In der Glasschneidlinie ist die Biegungsstation der Ort, an dem Planung und Realität aufeinandertreffen. Wenn der Heizer keine konstante Temperatur über die gesamte Glasfläche hinweg gewährleisten kann, entstehen optische Verzerrungen, thermische Spannungen sowie zusätzliche Bearbeitungsschritte, die die Produktivität beeinträchtigen. Wir haben unseren Heizer so konstruiert, dass er diese Unregelmäßigkeiten ausgleichen kann.
Was wirklich wichtig ist
Wir verwenden Kurzwellen-Kварц-Infrarotelemente – sie reagieren schnell und sind leicht steuerbar.
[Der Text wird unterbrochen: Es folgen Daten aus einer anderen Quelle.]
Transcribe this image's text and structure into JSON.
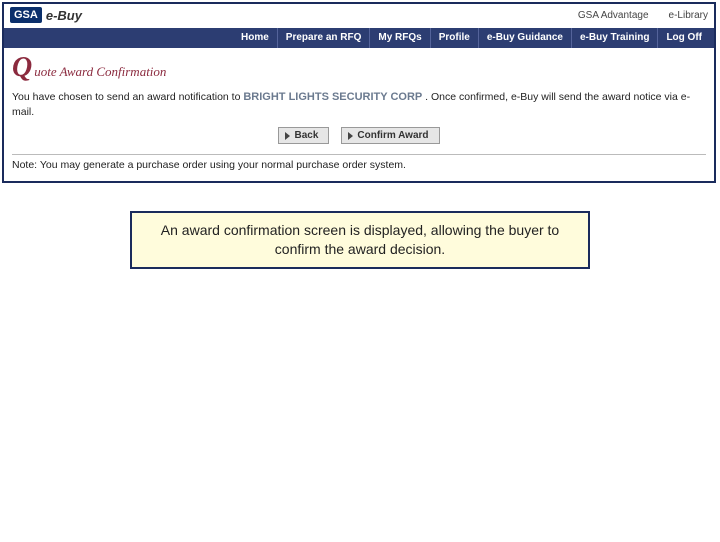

Die Emiter erzeugen eine hohe Leistungsdichte bei geringer thermischer Trägheit. Dadurch erreicht der Heizer schnell das gewünschte Temperaturniveau und passt sich Veränderungen sofort an, ohne Überschreitungen. Die Geometrie der Reflektoren sowie die Anordnung der Bereiche sorgen für ein gleichmäßiges Wärmefeld – genau das, was man braucht, um eine konstante Formgebung der Windschutzscheiben und Seitenscheiben zu gewährleisten. Das System ist in Standardspannungen und -abmessungen erhältlich und kann einfach als Ersatz für herkömmliche OEM-Biegungsöfen eingesetzt werden. Dadurch entfallen lange Wiederkalibrierungsprozesse.
Die Vorteile im Betrieb
Der Nutzen zeigt sich in höherer Betriebszeit, besseren Erträgen und niedrigeren Betriebskosten. Der Energieverbrauch sinkt, da der Heizer weniger Zeit damit verbringt, untätig zu sein, und sich schnell nach dem Einschalten wieder auf die gewünschte Temperatur einstellt. Das fertige Glas weist weniger Stressspuren und optische Mängel auf – dadurch steigen die Erträge beim ersten Versuch und die Notwendigkeit zur Nachbearbeitung nimmt ab. Auch die Wartungsintervalle verlängern sich – die Kварц-Elemente sowie die feste Befestigung sorgen dafür, dass die Ausrichtung stabil bleibt, und der Austausch ist unkompliziert. Weniger Stillstände, weniger Ersatzteile – ein Produktionsplan, dem man wirklich vertrauen kann.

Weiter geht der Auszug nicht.